- Import surge from Hong Kong may show capital exit, OCBC says
- FX reserves shrank if adjusted for valuation effects: Goldman
China’s problem with fake trade invoices appears to be getting worse.
Imports from Hong Kong surged a record 204 percent last month, data on Sunday showed, intensifying the spotlight on a channel used to get capital out of the country. While the value at $2.1 billion is relatively small, the suspected use of phantom goods to secure hard currency shows concern persisting among Chinese savers and companies that the yuan will weaken.
“As long as there is an expectation of yuan depreciation against the dollar, there will be a massive outflow of funds,” said Iris Pang, Hong Kong-based senior economist for greater China at Natixis Asia Ltd. “As long as channels under the capital account are still semi-closed, trade will remain a shadow channel for fund outflows.”
Speculation that China’s trade channels are being manipulated is widespread among economists. They say the spike in April follows similar patterns in recent months that point to companies using trade channels to pay for goods far in excess of their value or even that don’t exist at all.
While China is enforcing strict rules on moving capital offshore after an estimated $1 trillion left last year, those seeking to evade limits can disguise money flows as payment for goods exported or imported to foreign countries or territories, especially Hong Kong.
“These fake imports are quite apparent,” said Kevin Lai, chief economist for Asia excluding Japan at Daiwa Capital Markets in Hong Kong, citing the size of the increase in April.
Over-invoicing for goods gives a company or individual the opportunity to skirt capital controls and shift money offshore. Authorities have responded to evidence of the activity by clamping down on the myriad of illicit channels used, from curbing purchases of overseas insurance products to stopping friends and family members from pooling their $50,000-a-year quotas to get large sums of money out.
Even though overall capital outflows have eased sharply in recent months, a fresh flare-up remains a threat. One trigger could be a strengthening in the dollar as the Federal Reserve prepares to increase interest rates, said Tommy Xie, a Singapore-based economist at Oversea-Chinese Banking Corp.
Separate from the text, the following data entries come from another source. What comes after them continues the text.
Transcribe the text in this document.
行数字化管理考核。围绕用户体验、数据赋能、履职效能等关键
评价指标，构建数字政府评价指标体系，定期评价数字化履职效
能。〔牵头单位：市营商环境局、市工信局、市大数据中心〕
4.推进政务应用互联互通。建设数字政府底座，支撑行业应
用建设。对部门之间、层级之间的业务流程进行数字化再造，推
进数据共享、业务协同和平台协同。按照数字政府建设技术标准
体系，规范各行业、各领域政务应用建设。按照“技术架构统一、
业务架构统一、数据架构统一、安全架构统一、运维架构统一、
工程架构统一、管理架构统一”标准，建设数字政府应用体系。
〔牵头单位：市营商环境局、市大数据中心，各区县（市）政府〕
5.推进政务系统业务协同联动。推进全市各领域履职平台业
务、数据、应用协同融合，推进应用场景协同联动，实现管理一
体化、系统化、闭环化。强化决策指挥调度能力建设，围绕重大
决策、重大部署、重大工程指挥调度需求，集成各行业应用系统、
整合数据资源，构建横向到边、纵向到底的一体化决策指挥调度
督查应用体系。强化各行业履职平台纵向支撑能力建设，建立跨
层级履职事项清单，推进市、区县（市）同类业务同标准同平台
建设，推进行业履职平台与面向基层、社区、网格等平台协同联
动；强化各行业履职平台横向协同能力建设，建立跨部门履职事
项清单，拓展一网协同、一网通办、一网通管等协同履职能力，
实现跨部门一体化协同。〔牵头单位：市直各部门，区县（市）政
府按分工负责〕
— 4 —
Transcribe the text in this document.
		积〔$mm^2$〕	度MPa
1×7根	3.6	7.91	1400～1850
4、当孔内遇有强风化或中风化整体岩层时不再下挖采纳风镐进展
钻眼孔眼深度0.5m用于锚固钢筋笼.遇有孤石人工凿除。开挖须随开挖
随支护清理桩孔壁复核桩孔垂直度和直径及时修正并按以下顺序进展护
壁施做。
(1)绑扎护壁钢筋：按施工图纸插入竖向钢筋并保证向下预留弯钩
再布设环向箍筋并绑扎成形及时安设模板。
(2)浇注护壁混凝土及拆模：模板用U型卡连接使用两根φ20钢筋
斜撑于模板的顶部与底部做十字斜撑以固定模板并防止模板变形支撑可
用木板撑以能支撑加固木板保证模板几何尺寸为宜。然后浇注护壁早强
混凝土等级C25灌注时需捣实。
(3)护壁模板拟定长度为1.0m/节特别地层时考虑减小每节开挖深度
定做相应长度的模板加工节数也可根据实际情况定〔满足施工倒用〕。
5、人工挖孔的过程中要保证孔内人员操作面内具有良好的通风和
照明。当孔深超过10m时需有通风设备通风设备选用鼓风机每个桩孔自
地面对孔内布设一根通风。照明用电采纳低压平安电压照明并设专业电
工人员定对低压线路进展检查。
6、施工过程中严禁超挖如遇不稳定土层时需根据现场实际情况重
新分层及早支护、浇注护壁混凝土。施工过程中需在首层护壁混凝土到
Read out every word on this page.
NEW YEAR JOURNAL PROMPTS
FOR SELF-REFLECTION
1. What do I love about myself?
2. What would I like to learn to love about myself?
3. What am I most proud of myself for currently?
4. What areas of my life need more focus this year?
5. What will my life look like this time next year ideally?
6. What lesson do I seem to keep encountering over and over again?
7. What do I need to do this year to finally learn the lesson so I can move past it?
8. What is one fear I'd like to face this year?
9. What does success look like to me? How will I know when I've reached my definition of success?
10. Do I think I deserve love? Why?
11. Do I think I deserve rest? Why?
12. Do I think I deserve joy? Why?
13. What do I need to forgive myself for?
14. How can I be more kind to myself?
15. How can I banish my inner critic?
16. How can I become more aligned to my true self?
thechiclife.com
"China still remains vulnerable to a renewed intensification of capital outflows," analysts at the Institute of International Finance said in a release. "Stress could rise again particularly if the dollar starts to strengthen and market comes to believe the Fed will tighten more quickly than currently priced, especially if the current growth spurt starts to peter out."
The institute estimates that net outflows from China may have totaled around $25 billion in April, unchanged from March.
Concern that the Chinese currency will weaken is fueling the push to get cash out. The yuan fell the most in almost a week on Monday as the dollar headed for its biggest five-day gain since November. The yuan dropped 0.2 percent to 6.5044 a dollar as of 1:47 p.m. in Shanghai, according to China Foreign Exchange Trade System prices. The offshore yuan traded in Hong Kong was little changed at 6.5184.
A surprise $7 billion increase in China’s foreign-exchange reserves in April was partly due to moves in currencies that are part of the stockpile, according to a note from Goldman Sachs Group Inc. economists. Adjusted for estimated valuation effects, the reserves would have decreased by $6 billion, they said. The onshore yuan will decline a further 2.2 percent by the end of this year, based on the median estimate in a Bloomberg survey.
"Outflows from China have eased but they haven’t reversed and remain a real problem," said OCBC’s Xie. "Our core scenario is that the Fed will raise interest rates and the dollar will strengthen, so the yuan will weaken against the greenback. But the bottom line is that disorderly capital outflows have paused."
The People’s Bank of China raised its daily reference rate by 0.15 percent to 6.5105 a dollar on Monday, while a Bloomberg replica of a 13-currency index tracked by the monetary authority climbed 0.27 percent to 96.89.